Where hauntology is as bankrupt as any other stripe of post-modernism is: can a creative philosophy be called such when it lacks the essential act of creation? There's obviously a creative aspect to reconstitution, translation, and deconstruction, but nothing that crackles with the shock of the new. As I've touched on before, part of the blame has to do with the available tools: the focus has shifted from hardware - between the instrument and the amplifier - to software; consequently, sounds are less created now than they are reformatted, simulated, and sampled. Sounds that are not born of air technically do not exist - they are undead, bastard vibrations exiled from their essential medium. This orphaned, unphysical quality is essential to most hauntological music, (re)constructed as it is from ashy samples & decayed soundwaves**, but it also requires hauntological music to be trapped in some bereaved fantasy of "utopias that never were***, or which are now unreachable, a retreat into childhood/youth, just as trapped in the endless re-iterative mechanistics of the postmodern as the lowest form of retroism." In this regard, hauntology is less a meditation on one's own scars than some sadomasochistic chimera about the fresh, stinking-meat wound that produced someone else's scars.

Am I selling short the opportunities offered by music software? I don't think so. Once the novelty of time-stretching and pitch-correcting wore off, the digital domain didn't actually epxand the sonic palette by much. Random-access, nondestructive editing is undeniably convenient, but how much further can nanosecond splicing be pushed beyond "Windowlicker"? (Don't answer that.) In fact, I'd be hard pressed to think of an unheard-of sound produced since the digitally-elongated bellow at the heart of "Come To Daddy".

I wonder if the pervasive pre-millenium tension of the previous decade hasn't led to a serious case of apocalyptic blue-balls. Amid the growing din of millenarian fundamentalists, technophobic survivalists, numerological fruitcakes, and rubbernecking cynics, it was impossible not to anticipate - with some degree of excitement - the systemic aneurysm & subsequent pandemonium of Y2K. It possibly came as a greater shock that nothing happened. The lights stayed on, nothing exploded, and computers only crashed if they were running Windows 98 (and so was par for the course). Since then, people have been desperate to declare every new disaster as the Day the World Changed Forever.
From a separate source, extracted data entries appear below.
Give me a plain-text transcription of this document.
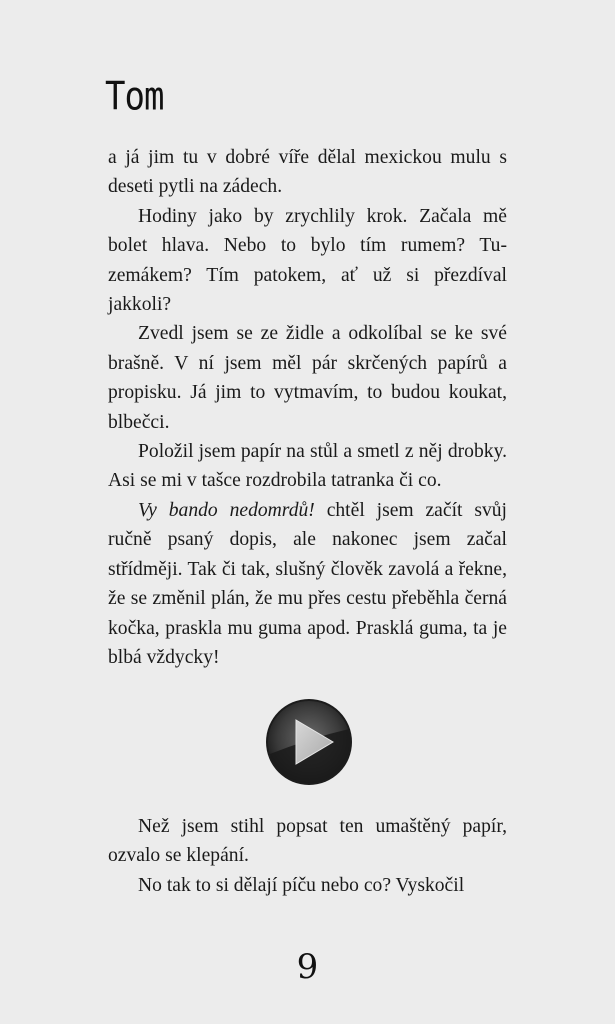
Tom

a já jim tu v dobré víře dělal mexickou mulu s deseti pytli na zádech.

Hodiny jako by zrychlily krok. Začala mě bolet hlava. Nebo to bylo tím rumem? Tuzemákem? Tím patokem, ať už si přezdíval jakkoli?

Zvedl jsem se ze židle a odkolíbal se ke své brašně. V ní jsem měl pár skrčených papírů a propisku. Já jim to vytmavím, to budou koukat, blbečci.

Položil jsem papír na stůl a smetl z něj drobky. Asi se mi v tašce rozdrobila tatranka či co.

Vy bando nedomrdů! chtěl jsem začít svůj ručně psaný dopis, ale nakonec jsem začal střídměji. Tak či tak, slušný člověk zavolá a řekne, že se změnil plán, že mu přes cestu přeběhla černá kočka, praskla mu guma apod. Prasklá guma, ta je blbá vždycky!

Než jsem stihl popsat ten umaštěný papír, ozvalo se klepání.

No tak to si dělají píču nebo co? Vyskočil

9
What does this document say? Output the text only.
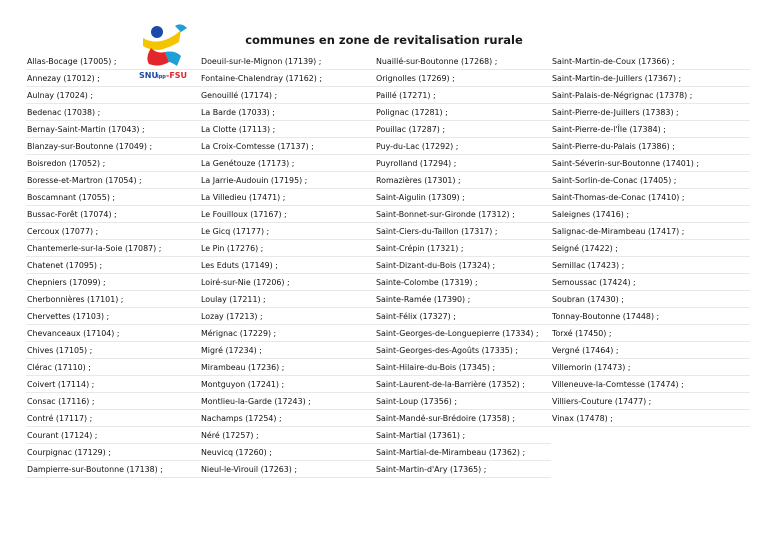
communes en zone de revitalisation rurale
SNU ipp -FSU
Allas-Bocage (17005) ;
Annezay (17012) ;
Aulnay (17024) ;
Bedenac (17038) ;
Bernay-Saint-Martin (17043) ;
Blanzay-sur-Boutonne (17049) ;
Boisredon (17052) ;
Boresse-et-Martron (17054) ;
Boscamnant (17055) ;
Bussac-Forêt (17074) ;
Cercoux (17077) ;
Chantemerle-sur-la-Soie (17087) ;
Chatenet (17095) ;
Chepniers (17099) ;
Cherbonnières (17101) ;
Chervettes (17103) ;
Chevanceaux (17104) ;
Chives (17105) ;
Clérac (17110) ;
Coivert (17114) ;
Consac (17116) ;
Contré (17117) ;
Courant (17124) ;
Courpignac (17129) ;
Dampierre-sur-Boutonne (17138) ;
Doeuil-sur-le-Mignon (17139) ;
Fontaine-Chalendray (17162) ;
Genouillé (17174) ;
La Barde (17033) ;
La Clotte (17113) ;
La Croix-Comtesse (17137) ;
La Genétouze (17173) ;
La Jarrie-Audouin (17195) ;
La Villedieu (17471) ;
Le Fouilloux (17167) ;
Le Gicq (17177) ;
Le Pin (17276) ;
Les Eduts (17149) ;
Loiré-sur-Nie (17206) ;
Loulay (17211) ;
Lozay (17213) ;
Mérignac (17229) ;
Migré (17234) ;
Mirambeau (17236) ;
Montguyon (17241) ;
Montlieu-la-Garde (17243) ;
Nachamps (17254) ;
Néré (17257) ;
Neuvicq (17260) ;
Nieul-le-Virouil (17263) ;
Nuaillé-sur-Boutonne (17268) ;
Orignolles (17269) ;
Paillé (17271) ;
Polignac (17281) ;
Pouillac (17287) ;
Puy-du-Lac (17292) ;
Puyrolland (17294) ;
Romazières (17301) ;
Saint-Aigulin (17309) ;
Saint-Bonnet-sur-Gironde (17312) ;
Saint-Ciers-du-Taillon (17317) ;
Saint-Crépin (17321) ;
Saint-Dizant-du-Bois (17324) ;
Sainte-Colombe (17319) ;
Sainte-Ramée (17390) ;
Saint-Félix (17327) ;
Saint-Georges-de-Longuepierre (17334) ;
Saint-Georges-des-Agoûts (17335) ;
Saint-Hilaire-du-Bois (17345) ;
Saint-Laurent-de-la-Barrière (17352) ;
Saint-Loup (17356) ;
Saint-Mandé-sur-Brédoire (17358) ;
Saint-Martial (17361) ;
Saint-Martial-de-Mirambeau (17362) ;
Saint-Martin-d'Ary (17365) ;
Saint-Martin-de-Coux (17366) ;
Saint-Martin-de-Juillers (17367) ;
Saint-Palais-de-Négrignac (17378) ;
Saint-Pierre-de-Juillers (17383) ;
Saint-Pierre-de-l'Île (17384) ;
Saint-Pierre-du-Palais (17386) ;
Saint-Séverin-sur-Boutonne (17401) ;
Saint-Sorlin-de-Conac (17405) ;
Saint-Thomas-de-Conac (17410) ;
Saleignes (17416) ;
Salignac-de-Mirambeau (17417) ;
Seigné (17422) ;
Semillac (17423) ;
Semoussac (17424) ;
Soubran (17430) ;
Tonnay-Boutonne (17448) ;
Torxé (17450) ;
Vergné (17464) ;
Villemorin (17473) ;
Villeneuve-la-Comtesse (17474) ;
Villiers-Couture (17477) ;
Vinax (17478) ;
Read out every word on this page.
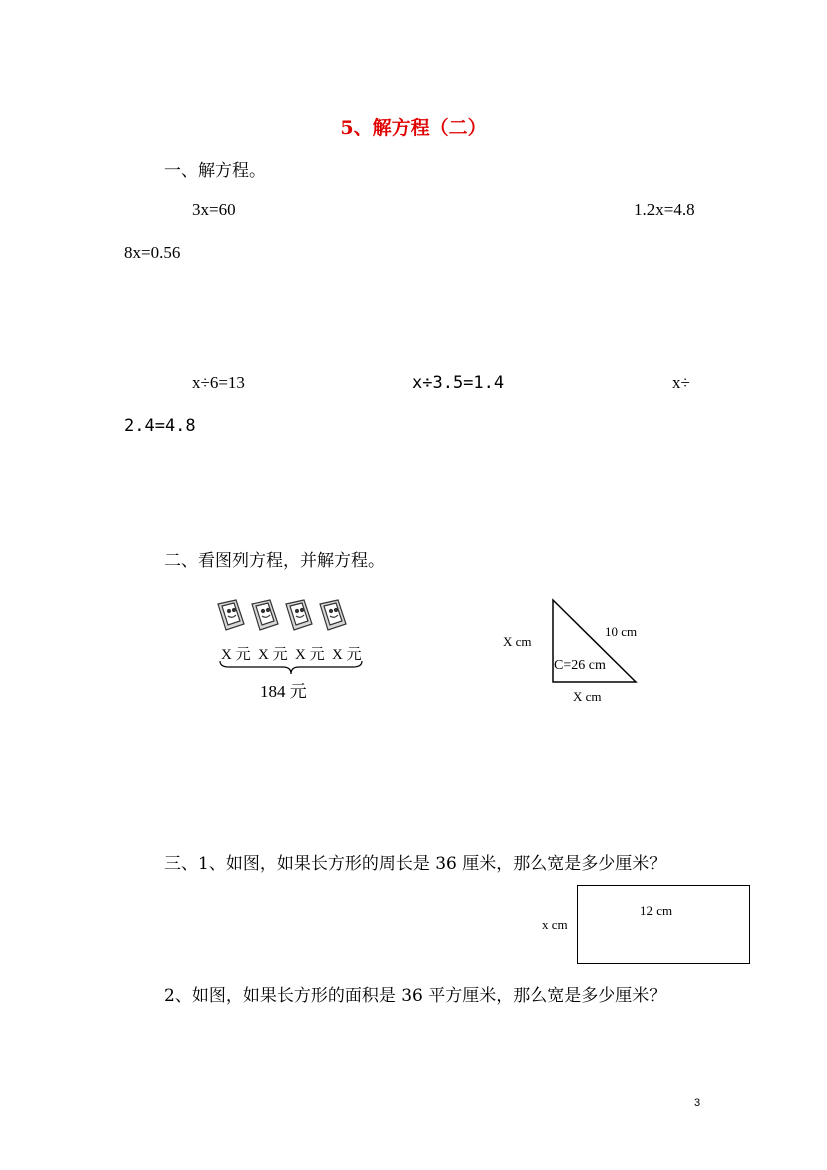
5、解方程（二）
一、解方程。
3x=60	1.2x=4.8
8x=0.56
x÷6=13	x÷3.5=1.4	x÷
2.4=4.8
二、看图列方程，并解方程。
X 元 X 元 X 元 X 元
184 元
X cm
10 cm
C=26 cm
X cm
三、1、如图，如果长方形的周长是 36 厘米，那么宽是多少厘米？
12 cm
x cm
2、如图，如果长方形的面积是 36 平方厘米，那么宽是多少厘米？
3
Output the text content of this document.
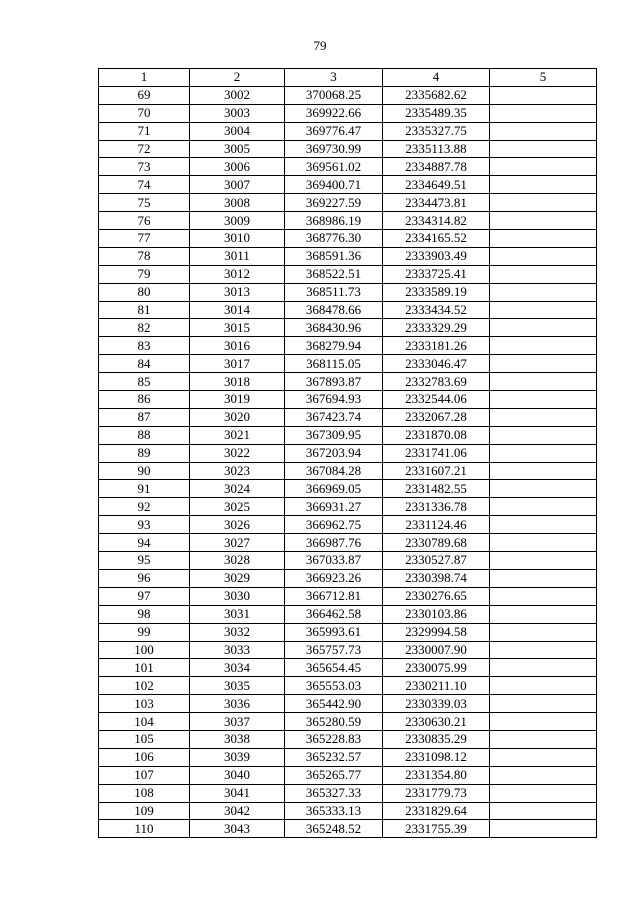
79
1	2	3	4	5
69	3002	370068.25	2335682.62	
70	3003	369922.66	2335489.35	
71	3004	369776.47	2335327.75	
72	3005	369730.99	2335113.88	
73	3006	369561.02	2334887.78	
74	3007	369400.71	2334649.51	
75	3008	369227.59	2334473.81	
76	3009	368986.19	2334314.82	
77	3010	368776.30	2334165.52	
78	3011	368591.36	2333903.49	
79	3012	368522.51	2333725.41	
80	3013	368511.73	2333589.19	
81	3014	368478.66	2333434.52	
82	3015	368430.96	2333329.29	
83	3016	368279.94	2333181.26	
84	3017	368115.05	2333046.47	
85	3018	367893.87	2332783.69	
86	3019	367694.93	2332544.06	
87	3020	367423.74	2332067.28	
88	3021	367309.95	2331870.08	
89	3022	367203.94	2331741.06	
90	3023	367084.28	2331607.21	
91	3024	366969.05	2331482.55	
92	3025	366931.27	2331336.78	
93	3026	366962.75	2331124.46	
94	3027	366987.76	2330789.68	
95	3028	367033.87	2330527.87	
96	3029	366923.26	2330398.74	
97	3030	366712.81	2330276.65	
98	3031	366462.58	2330103.86	
99	3032	365993.61	2329994.58	
100	3033	365757.73	2330007.90	
101	3034	365654.45	2330075.99	
102	3035	365553.03	2330211.10	
103	3036	365442.90	2330339.03	
104	3037	365280.59	2330630.21	
105	3038	365228.83	2330835.29	
106	3039	365232.57	2331098.12	
107	3040	365265.77	2331354.80	
108	3041	365327.33	2331779.73	
109	3042	365333.13	2331829.64	
110	3043	365248.52	2331755.39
Granted, the mere seven years of the new century have already accrued an impressive catalogue of catastrophes: September 11, the Iraq War, Katrina, and the current economic meltdown. But as of yet, very little has fundamentally changed about the way the world works. Hell, Bill Hicks could rise from the grave and (much to his apopleptic chagrin, I imagine) do a verbatim rehash of his early-'90s routines. Could it be that we're all just a bit... disappointed?

(*) - I'm a bit surprised that no one's cited the "Eno mix" of Massive Attack's "Protection" as an obvious precursor to Burial's diffuse, stray-transmission aesthetic.
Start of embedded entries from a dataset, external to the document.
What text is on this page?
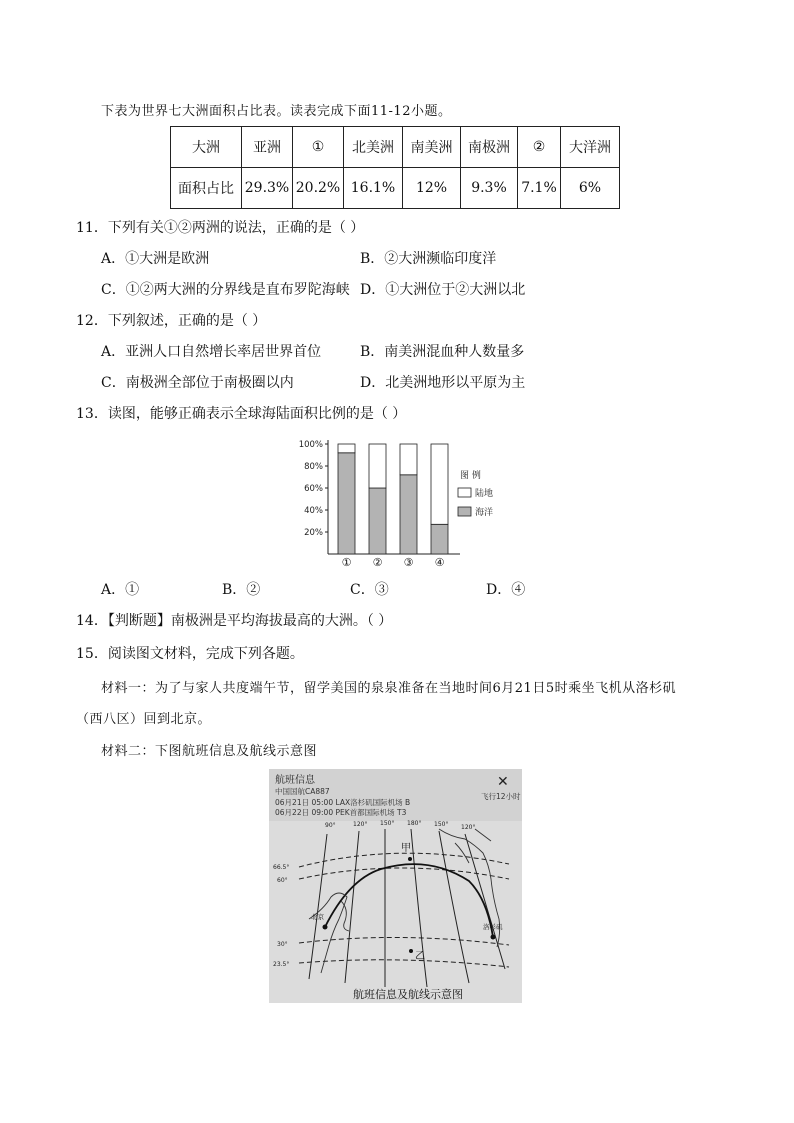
下表为世界七大洲面积占比表。读表完成下面11-12小题。
大洲	亚洲	①	北美洲	南美洲	南极洲	②	大洋洲
面积占比	29.3%	20.2%	16.1%	12%	9.3%	7.1%	6%
11．下列有关①②两洲的说法，正确的是（ ）
A．①大洲是欧洲	B．②大洲濒临印度洋
C．①②两大洲的分界线是直布罗陀海峡 D．①大洲位于②大洲以北
12．下列叙述，正确的是（ ）
A．亚洲人口自然增长率居世界首位	B．南美洲混血种人数量多
C．南极洲全部位于南极圈以内	D．北美洲地形以平原为主
13．读图，能够正确表示全球海陆面积比例的是（ ）
20%
40%
60%
80%
100%
① ② ③ ④
图 例
陆地
海洋
A．①	B．②	C．③	D．④
14．【判断题】南极洲是平均海拔最高的大洲。（ ）
15．阅读图文材料，完成下列各题。
材料一：为了与家人共度端午节，留学美国的泉泉准备在当地时间6月21日5时乘坐飞机从洛杉矶
（西八区）回到北京。
材料二：下图航班信息及航线示意图
航班信息	✕
中国国航CA887
飞行12小时
06月21日 05:00 LAX洛杉矶国际机场 B
06月22日 09:00 PEK首都国际机场 T3
90°	120° 150° 180° 150° 120°
66.5°
60°
30°
23.5°
甲
乙
北京
洛杉矶
航班信息及航线示意图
(**) - Some artists who've been lumped under the hauntology banner, like SunnO))), are a little ill-suited to the "genre," given that they actually originate sounds by tangible means. In this regard, they're better suited to the "post-" (i.e. reductio ad absurdum minimalist deconstruction) prefix.

(***) - Need we be reminded that Burial himself is "too young to have ever gone to a warehouse rave."

Non-sequitorial postscript: Oh, Marnie... Marnie, Marnie, Marnie, I hear you, I dig what you're saying, I can relate, and you're a motherfucker of a guitar player, but... goddamit, just stop singing in that fuckin' cat-in-heat bleat and we can hang, okay? Please?